One of the restaurant’s most popular dishes, Lepore notes, is the fiori pizza, which includes prosciutto from Italy, local mozzarella, tomato sauce made from central California tomatoes, farm-fresh arugula and truffle-infused extra virgin olive oil from Sacramento-based Bariani Olive Oil. A lot of the produce used at Hot Italian comes from nearby Del Rio Farms, or ordered through Produce Express, which works with local farms to distribute the freshest produce to local restaurants.

Freshness and quality have been difficult distinctions to put into context until REAL (an acronym for “Responsible Epicurean and Agricultural Leadership”) came along.

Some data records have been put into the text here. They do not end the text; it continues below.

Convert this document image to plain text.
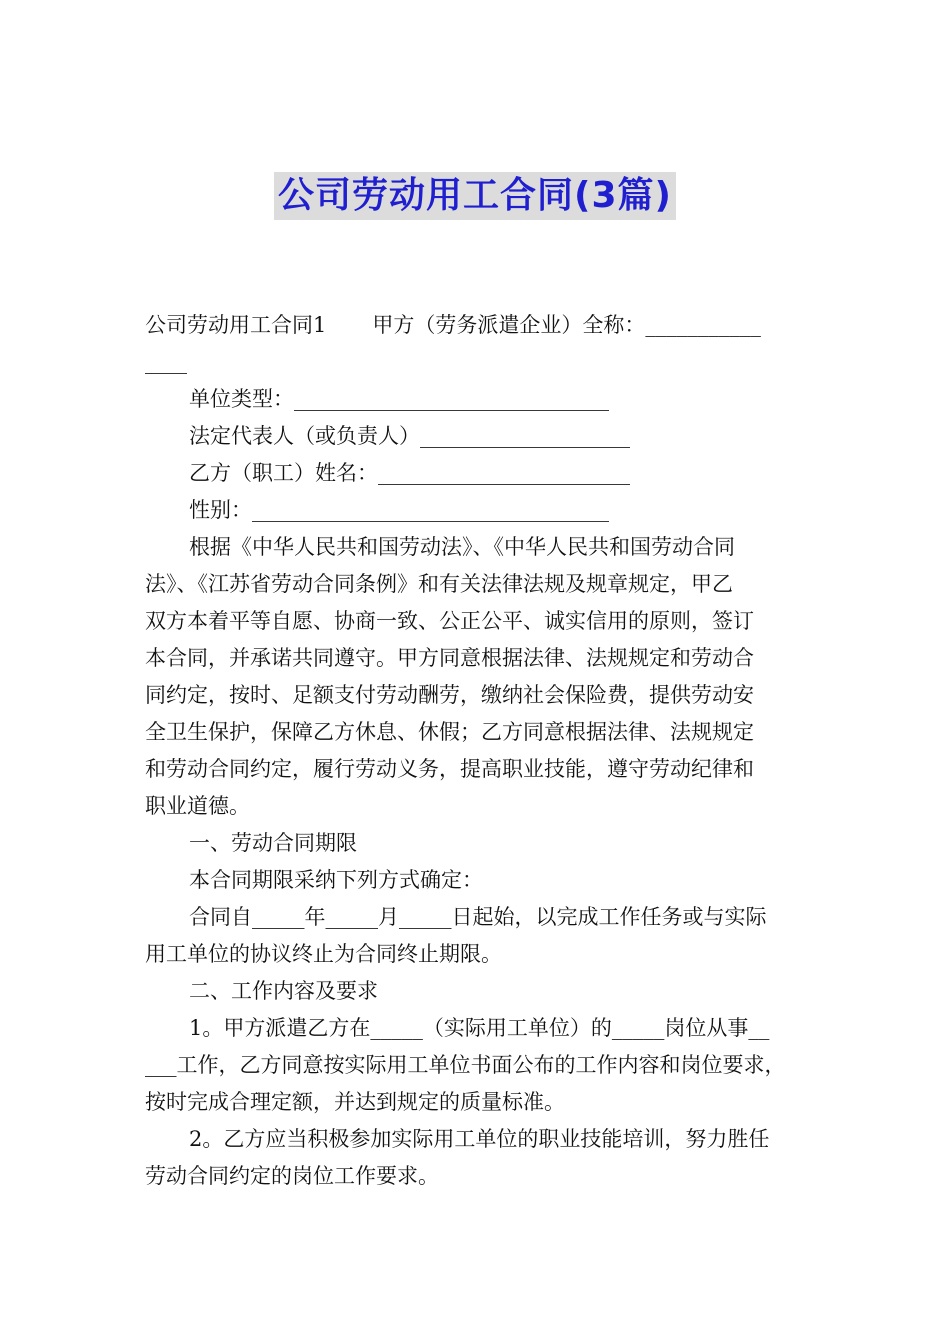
公司劳动用工合同(3篇)
公司劳动用工合同1 甲方（劳务派遣企业）全称：___________
____
单位类型：______________________________
法定代表人（或负责人）____________________
乙方（职工）姓名：________________________
性别：__________________________________
根据《中华人民共和国劳动法》、《中华人民共和国劳动合同
法》、《江苏省劳动合同条例》和有关法律法规及规章规定，甲乙
双方本着平等自愿、协商一致、公正公平、诚实信用的原则，签订
本合同，并承诺共同遵守。甲方同意根据法律、法规规定和劳动合
同约定，按时、足额支付劳动酬劳，缴纳社会保险费，提供劳动安
全卫生保护，保障乙方休息、休假；乙方同意根据法律、法规规定
和劳动合同约定，履行劳动义务，提高职业技能，遵守劳动纪律和
职业道德。
一、劳动合同期限
本合同期限采纳下列方式确定：
合同自_____年_____月_____日起始，以完成工作任务或与实际
用工单位的协议终止为合同终止期限。
二、工作内容及要求
1。甲方派遣乙方在_____（实际用工单位）的_____岗位从事__
___工作，乙方同意按实际用工单位书面公布的工作内容和岗位要求，
按时完成合理定额，并达到规定的质量标准。
2。乙方应当积极参加实际用工单位的职业技能培训，努力胜任
劳动合同约定的岗位工作要求。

According to USHFC vice president of programs Eleni Papadopoulos, reviewers look at nutritional content, preparation methods and sourcing practices, searching for what they call key performance indicators like portion sizes, use of whole grains, amount of fruits and vegetables served, organic ingredients and healthy children’s menus. In order to obtain certification, a restaurant must be up to par with all of these necessary elements.

“Our registered dietitians work one-on-one with the establishments to guide them through the process,” Papadopoulos says. “They work off of a flexible points-based system that we use to determine if the establishment qualifies.”

The program is available to any food service business that wants to participate and undergo the critical and comprehensive review process. Lepore applied for certification as soon as she heard about the program early last year. The restaurant was evaluated in October, 2013.

“It’s nice to be recognized for all the hard work that we do,” Lepore says. “To me, the certification is a way for the customers to believe and have a way to guarantee what they're ordering is what they're getting.”